Typically scheduled for the
Memorial Day weekend
, the event draws over 250,000 spectators who come to watch
IndyCars
rocketing around the 2.5-mile track at the Indianapolis Motor Speedway (IMS).
But watching the race itself isn't the only spectacle; the event that goes down in
car history
as the “greatest spectacle in racing” is complemented by a host of traditions that loyal attendees have come to adore. Let’s take a closer look at some of the most venerated Indy 500 traditions, according to
iExplore
.
There are plenty of traditions surrounding the Indy 500.

Carb Day: one of the Indy 500’s most famous pre-race traditions

Don't start salivating, because the Indy 500's Carb Day doesn’t actually have anything to do with carbohydrates. Far from that, Carb Day stands for Carburetor or Carburetion Day.
Although foodies may be disappointed,
car enthusiasts
are thrilled by the chance to see racing teams tuning up their cars for the last time in preparation for the big race.
Carburetors have become obsolete thanks to the invention of fuel injectors, according to iExplore, and
The Indianapolis Star
confirmed that they haven’t been included in Indy 500 cars since 1963. Nevertheless, the name and tradition of the event remain.
The scheduling of Carb Day has changed throughout the years, but it now takes place on the Friday of Memorial Weekend (and the day before
Legends Day
) in preparation for the big race on Sunday.
A closed practice until the ‘50s, today Carb Day is a large public event complete with a Pit Stop Challenge, practice laps for drivers, and
performances by musical artists
.

How about a glass of milk for the Indy 500 winner?

Surprisingly, Indy 500 winners don't pop bottles of champagne like their
Formula 1
racing counterparts. Instead, they chug down a glass of milk. So how did this become an Indy 500 tradition?
According to iExplore, it started from a pearl of old-fashioned wisdom passed down to three-time winner Louis Meyer by his mother. She believed that buttermilk keeps you hydrated on hot days.
Naturally, you’d need some hydration after winning the adrenaline-inducing Indy 500. Little did Meyer know that the glass he drank upon winning the Indy in 1936 would spark a decades-long tradition.
When images of the celebration hit the newspapers, a dairy executive took note. Could there be a better advertising opportunity? The practice eventually became an official tradition in 1956, with each year’s winner offered a cold glass of milk.
Only Emerson Fittipaldi strayed from tradition when he chose to drink orange juice after winning the 1993 Indy 500.

Bask in the traditional melody of "Back Home Again in Indiana"

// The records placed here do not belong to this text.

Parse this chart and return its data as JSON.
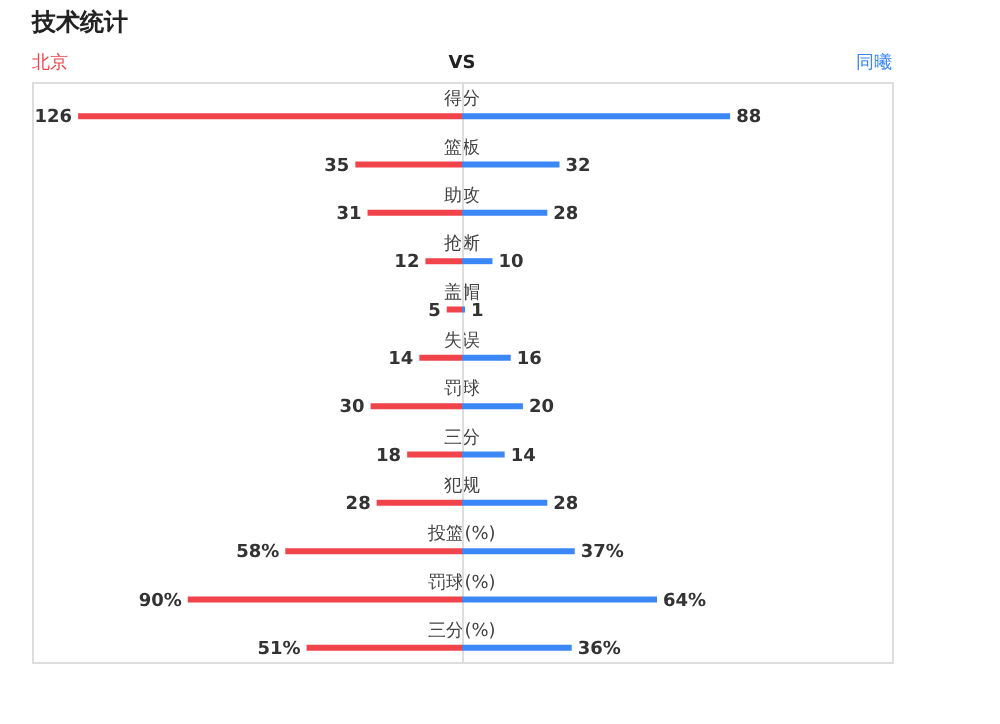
{
  "chart_data": [
    {
      "type": "bar",
      "orientation": "horizontal",
      "title": "技术统计",
      "annotations": [
        "VS"
      ],
      "legend": "top left",
      "categories": [
        "得分",
        "篮板",
        "助攻",
        "抢断",
        "盖帽",
        "失误",
        "罚球",
        "三分",
        "犯规",
        "投篮(%)",
        "罚球(%)",
        "三分(%)"
      ],
      "series": [
        {
          "name": "北京",
          "color": "#f0434a",
          "values": [
            126,
            35,
            31,
            12,
            5,
            14,
            30,
            18,
            28,
            58,
            90,
            51
          ],
          "value_labels": [
            "126",
            "35",
            "31",
            "12",
            "5",
            "14",
            "30",
            "18",
            "28",
            "58%",
            "90%",
            "51%"
          ]
        }
      ]
    },
    {
      "type": "bar",
      "orientation": "horizontal",
      "legend": "top right",
      "categories": [
        null,
        null,
        null,
        null,
        null,
        null,
        null,
        null,
        null,
        null,
        null,
        null
      ],
      "series": [
        {
          "name": "同曦",
          "color": "#3b87f5",
          "values": [
            88,
            32,
            28,
            10,
            1,
            16,
            20,
            14,
            28,
            37,
            64,
            36
          ],
          "value_labels": [
            "88",
            "32",
            "28",
            "10",
            "1",
            "16",
            "20",
            "14",
            "28",
            "37%",
            "64%",
            "36%"
          ]
        }
      ]
    }
  ]
}
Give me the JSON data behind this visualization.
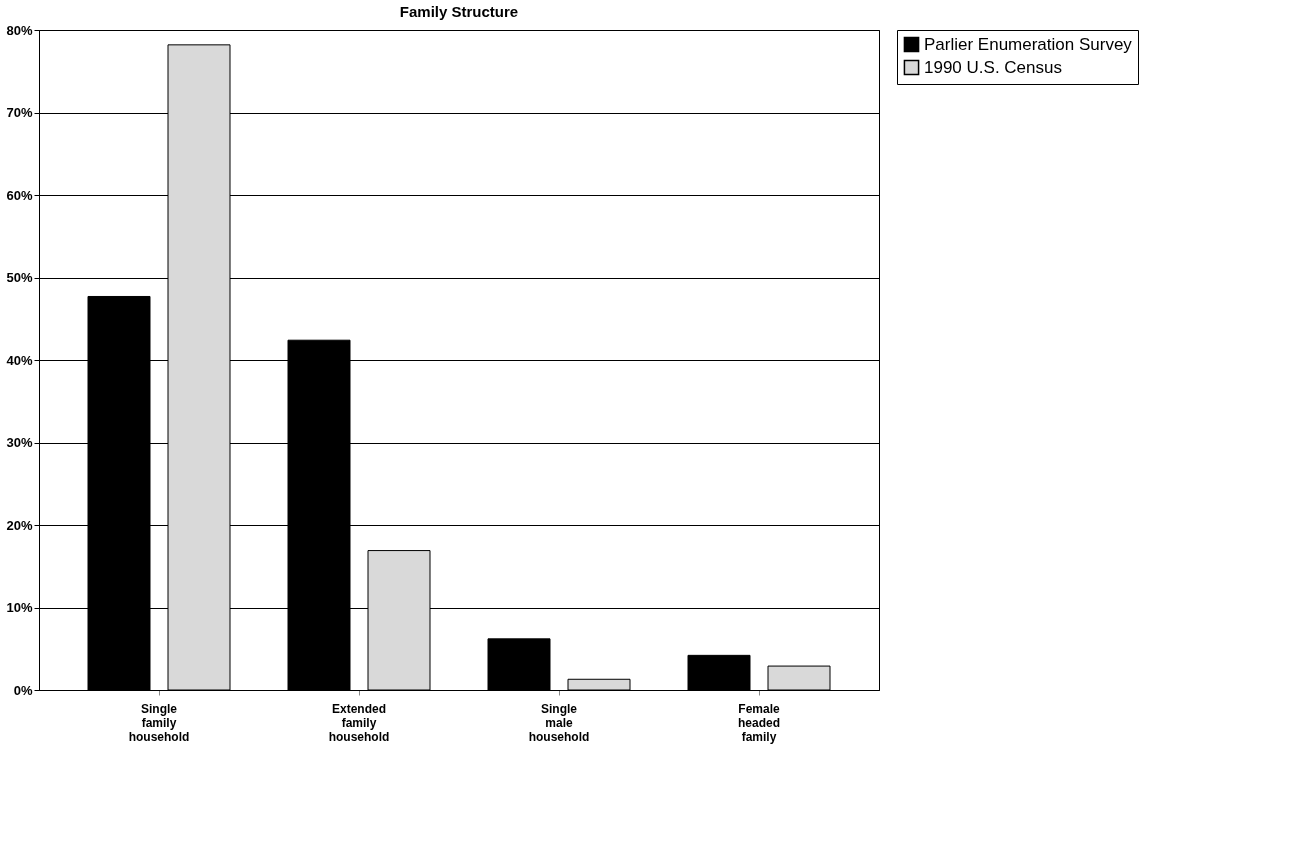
{
  "chart_data": {
    "type": "bar",
    "title": "Family Structure",
    "categories": [
      "Single family household",
      "Extended family household",
      "Single male household",
      "Female headed family"
    ],
    "series": [
      {
        "name": "Parlier Enumeration Survey",
        "color": "#000000",
        "values": [
          47.7,
          42.4,
          6.2,
          4.2
        ]
      },
      {
        "name": "1990 U.S. Census",
        "color": "#d9d9d9",
        "values": [
          78.2,
          16.9,
          1.3,
          2.9
        ]
      }
    ],
    "ylim": [
      0,
      80
    ],
    "yticks": [
      {
        "value": 0,
        "label": "0%"
      },
      {
        "value": 10,
        "label": "10%"
      },
      {
        "value": 20,
        "label": "20%"
      },
      {
        "value": 30,
        "label": "30%"
      },
      {
        "value": 40,
        "label": "40%"
      },
      {
        "value": 50,
        "label": "50%"
      },
      {
        "value": 60,
        "label": "60%"
      },
      {
        "value": 70,
        "label": "70%"
      },
      {
        "value": 80,
        "label": "80%"
      }
    ],
    "grid": "y",
    "legend": "right"
  }
}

"Back Home Again in Indiana" has been synonymous with the Hoosier State for years.
One might even mistake it for Indiana's state song because it has been the Indy 500's pre-race anthem since 1946, according to the official website of the
Indianapolis Motor Speedway
.
To the excitement of fans far and wide, thousands of multi-colored balloons are released into the Indianapolis skies as the final notes of the tune ring out, precipitating the long-awaited start of the iconic race.